また総括にも違いがある。日本の政権は過去の総括をやりたがらない。特に総選挙前となれば尚更だろう。今回スナク政権は血液製剤などのスキャンダルについてきちんと調査して総括している。時々政権交代が起きることもあり「全てが保守党のせい」ということにならないという違いはあるものの、認めるべきところを認めて次に生かそうという姿勢には見習うべきところがある。調査は組織的な隠蔽を認めている。

スナク首相と岸田総理の境遇はかなり似ている。スナク氏は裕福なイギリス金融界の出身で庶民感情には疎いとされている。また前任者が招いた混乱を収束させることができなかったという点にも共通点はある。

イギリスの例でわかるように一旦「落ち目」になった政権政党には回復のチャンスはない。むしろダラダラと総選挙を先延ばしすることでさらに支持率が低下し混乱が増すことになる。イギリス全体のことを考えても保守党のことを考えても一度総選挙を実施しその後に生き残った勢力で新しい党首を選んだほうがいい。

BBCは次のように書いている。スナク氏は「安定を維持するには保守党政権がふさわしい」と説明した。国民の選択は政策に関するものではなく安定か前進かなのだとアジェンダセッティングしている。仮に政権維持のために総選挙を先延ばしにしていたなら「安定のために保守党を選んでくれ」とは言えなかっただろう。

雨の中、首相官邸の前に立ったスーナク首相は、与党・保守党による経済政策の成果などを強調したうえで、5月30日に議会を解散する許可をチャールズ国王から得たと発表。世界情勢が不安定な時代において、保守党政権によるこれまでの成果をさらに積み上げていくのか、最大野党・労働党が示す不安定に戻るのか、国民が選ぶ時が来たと述べた。

一方で労働党のスターマ党首はリセットを訴えた。

それに対して保守党政権がさらに5年続いたりすれば、「(保守党は)今までとまったく同じように振る舞う権利を得てしまう」、「何も変わらない」とスターマー氏は批判し、これに対して労働党は「党よりも国を優先する」と強調。そのため、労働党への一票は「混乱を食い止める」一票になるのに加え、総選挙は「この国の経済と政治をリセット」する「変化の時」になると呼びかけた。

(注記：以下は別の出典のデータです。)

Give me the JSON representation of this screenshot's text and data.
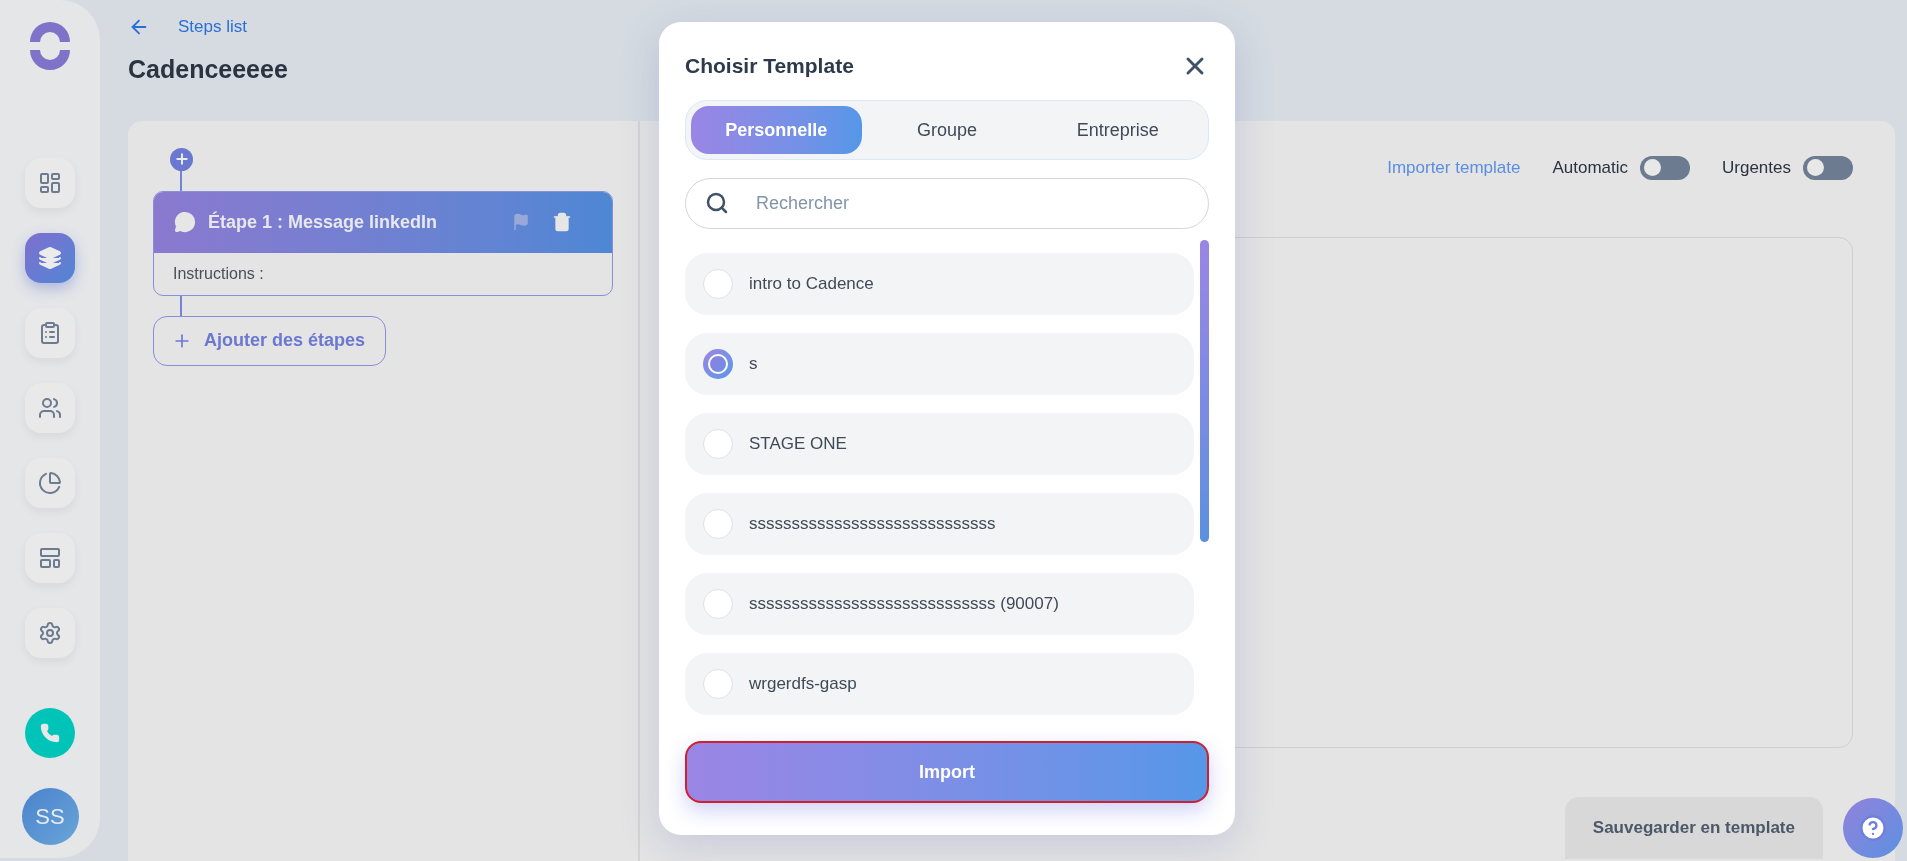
{
  "sidebar": {
    "avatar": "SS",
    "items": [
      {
        "kind": "dashboard",
        "selected": false
      },
      {
        "kind": "cadence",
        "selected": true
      },
      {
        "kind": "tasks",
        "selected": false
      },
      {
        "kind": "contacts",
        "selected": false
      },
      {
        "kind": "reports",
        "selected": false
      },
      {
        "kind": "templates",
        "selected": false
      },
      {
        "kind": "settings",
        "selected": false
      }
    ]
  },
  "header": {
    "back_link": "Steps list",
    "title": "Cadenceeeee"
  },
  "steps": [
    {
      "title": "Étape 1 : Message linkedIn",
      "instructions": "Instructions :"
    }
  ],
  "add_step": "Ajouter des étapes",
  "toolbar": {
    "import_link": "Importer template",
    "toggles": [
      {
        "label": "Automatic",
        "on": false
      },
      {
        "label": "Urgentes",
        "on": false
      }
    ]
  },
  "save_template": "Sauvegarder en template",
  "modal": {
    "title": "Choisir Template",
    "tabs": [
      {
        "label": "Personnelle",
        "selected": true
      },
      {
        "label": "Groupe",
        "selected": false
      },
      {
        "label": "Entreprise",
        "selected": false
      }
    ],
    "search": {
      "placeholder": "Rechercher"
    },
    "templates": [
      {
        "name": "intro to Cadence",
        "selected": false
      },
      {
        "name": "s",
        "selected": true
      },
      {
        "name": "STAGE ONE",
        "selected": false
      },
      {
        "name": "sssssssssssssssssssssssssssss",
        "selected": false
      },
      {
        "name": "sssssssssssssssssssssssssssss (90007)",
        "selected": false
      },
      {
        "name": "wrgerdfs-gasp",
        "selected": false
      }
    ],
    "import_button": "Import"
  }
}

なおイギリスには自由民主党、緑の党などの新興政党も躍進していて労働党が単独で政権を維持できるのかは不透明だ。総選挙の前哨戦と位置付けられていたイングランド地方選挙では自由民主党の躍進が見られた。また一部右派の票はリフォームUKという極右(反移民・反EU)政党に流れており保守分裂も予想されている。2月に行われた補欠選挙ではリフォームUKに票が一部流れていた。イギリスの「保守」と呼ばれる人たちがどの程度リフォームUKに流れるかも注目ポイントかもしれない。

一方、欧州連合(EU)離脱運動を主導したナイジェル・ファラージ氏が設立した反移民政党「リフォームUK」が両選挙区で健闘し、保守党の選挙戦略担当者らは右派票の分裂を懸念しそうだ。